Make Up Nearly Half Of Carnegie Mellon's Computer Science Course
When it comes to women in STEM (science, technology, engineering, and mathematics), sometimes the statistics can seem dire. However, this year, an important milestone was reached: For the first time in history, the prestigious computer science course run by Carnegie Mellon achieved near gender parity in its new intake, with 48.5 percent of the 2016 class being female. The program also reported a 38 percent rise in the number of women who applied to the program at all, which shows that girls at least haven't learned to be discouraged.

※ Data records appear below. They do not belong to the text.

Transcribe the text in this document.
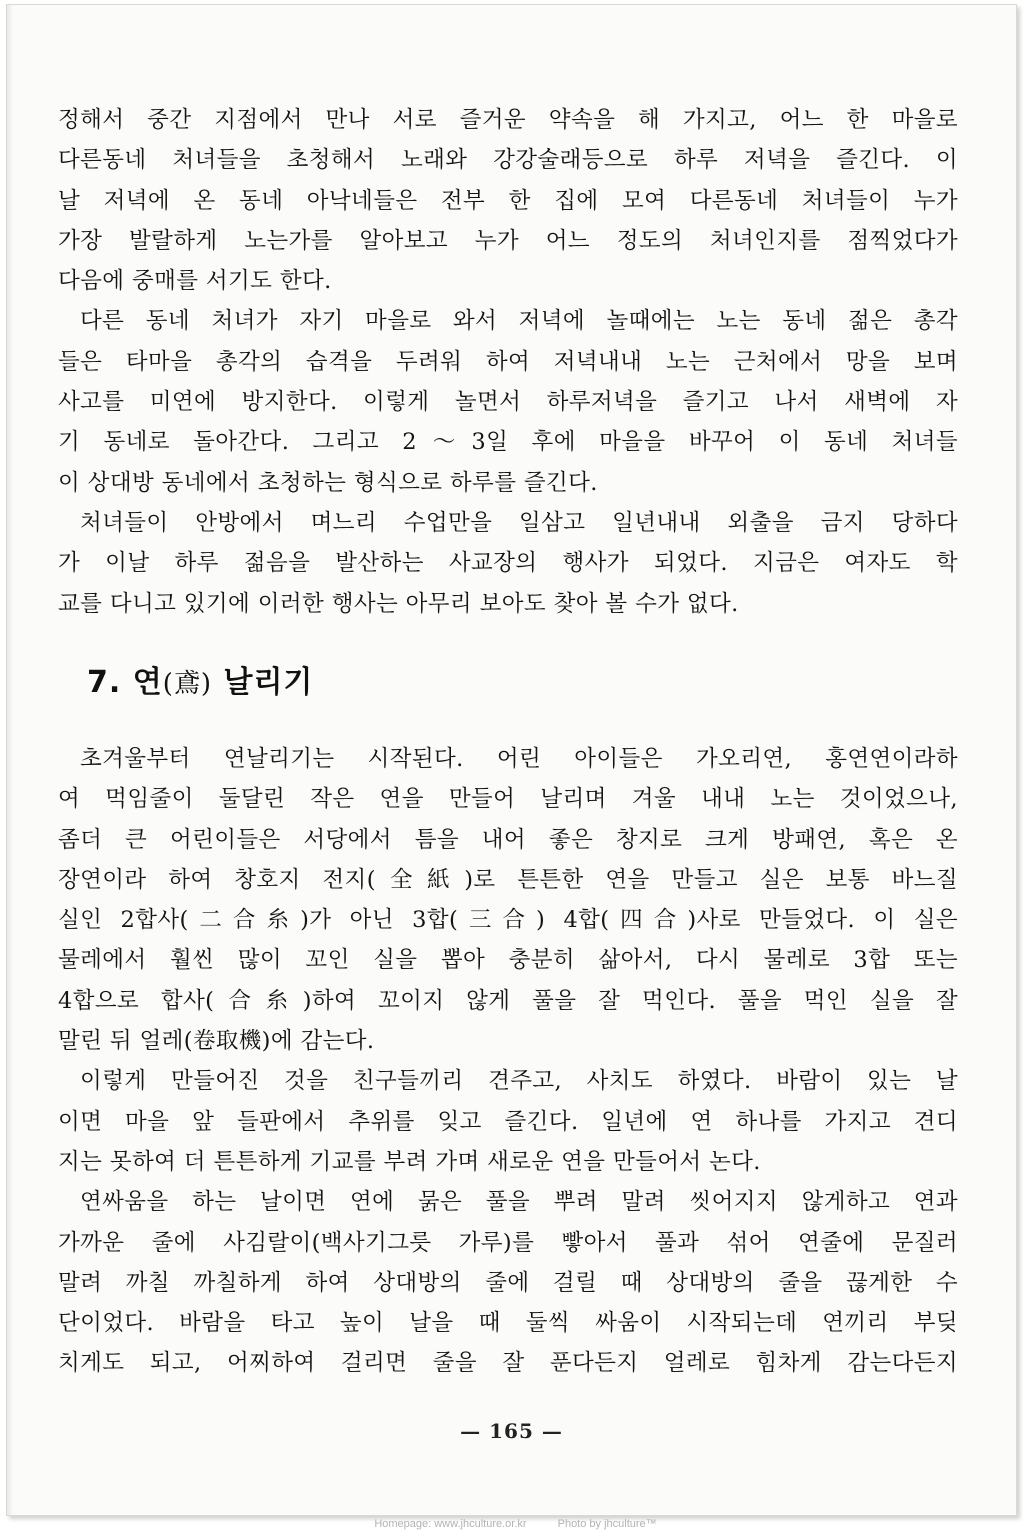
정해서 중간 지점에서 만나 서로 즐거운 약속을 해 가지고, 어느 한 마을로
다른동네 처녀들을 초청해서 노래와 강강술래등으로 하루 저녁을 즐긴다. 이
날 저녁에 온 동네 아낙네들은 전부 한 집에 모여 다른동네 처녀들이 누가
가장 발랄하게 노는가를 알아보고 누가 어느 정도의 처녀인지를 점찍었다가
다음에 중매를 서기도 한다.
다른 동네 처녀가 자기 마을로 와서 저녁에 놀때에는 노는 동네 젊은 총각
들은 타마을 총각의 습격을 두려워 하여 저녁내내 노는 근처에서 망을 보며
사고를 미연에 방지한다. 이렇게 놀면서 하루저녁을 즐기고 나서 새벽에 자
기 동네로 돌아간다. 그리고 2～3일 후에 마을을 바꾸어 이 동네 처녀들
이 상대방 동네에서 초청하는 형식으로 하루를 즐긴다.
처녀들이 안방에서 며느리 수업만을 일삼고 일년내내 외출을 금지 당하다
가 이날 하루 젊음을 발산하는 사교장의 행사가 되었다. 지금은 여자도 학
교를 다니고 있기에 이러한 행사는 아무리 보아도 찾아 볼 수가 없다.
7. 연(鳶) 날리기
초겨울부터 연날리기는 시작된다. 어린 아이들은 가오리연, 홍연연이라하
여 먹임줄이 둘달린 작은 연을 만들어 날리며 겨울 내내 노는 것이었으나,
좀더 큰 어린이들은 서당에서 틈을 내어 좋은 창지로 크게 방패연, 혹은 온
장연이라 하여 창호지 전지(全紙)로 튼튼한 연을 만들고 실은 보통 바느질
실인 2합사(二合糸)가 아닌 3합(三合) 4합(四合)사로 만들었다. 이 실은
물레에서 훨씬 많이 꼬인 실을 뽑아 충분히 삶아서, 다시 물레로 3합 또는
4합으로 합사(合糸)하여 꼬이지 않게 풀을 잘 먹인다. 풀을 먹인 실을 잘
말린 뒤 얼레(卷取機)에 감는다.
이렇게 만들어진 것을 친구들끼리 견주고, 사치도 하였다. 바람이 있는 날
이면 마을 앞 들판에서 추위를 잊고 즐긴다. 일년에 연 하나를 가지고 견디
지는 못하여 더 튼튼하게 기교를 부려 가며 새로운 연을 만들어서 논다.
연싸움을 하는 날이면 연에 묽은 풀을 뿌려 말려 씻어지지 않게하고 연과
가까운 줄에 사김랄이(백사기그릇 가루)를 빻아서 풀과 섞어 연줄에 문질러
말려 까칠 까칠하게 하여 상대방의 줄에 걸릴 때 상대방의 줄을 끊게한 수
단이었다. 바람을 타고 높이 날을 때 둘씩 싸움이 시작되는데 연끼리 부딪
치게도 되고, 어찌하여 걸리면 줄을 잘 푼다든지 얼레로 힘차게 감는다든지
— 165 —
Homepage: www.jhculture.or.kr	Photo by jhculture™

Burst Out As The First Afghani Female Rapper
It's been a good year for women in music: Adele, Rihanna, Lemonade, Pussy Riot, and all manner of awesome has erupted across the world. But Paradise Sorouri, Afghanistan's first prominent female rapper, made 2016 her year to break through in the West, after a life punctuated by severe violence, personal trauma (her young cousins burned themselves alive rather than become child brides), and the experience of becoming an exile from her own country for her personal safety. It's been an amazing few years for Afghani boundary-breakers, too; in 2015, several women were the first female Afghanis to compete in an ultra marathon.
Block A Planned Abortion Law By Mass Protest
It was one of the best cases of the power of female protest in recent history: Women in Poland went on strike in October to protest against a terrifying proposed abortion law that would effectively outlaw abortion except in cases of rape, incest, or threats to the life of the fetus or mother, and punish any woman who got one with up to five years in prison. Polish women were not having this nonsense, and an estimated 6 million boycotted work and showed up to protest across the country, with 30,000 marching through Warsaw alone. The result? Politicians backed away from the entire idea. Women making their voices heard, 2016.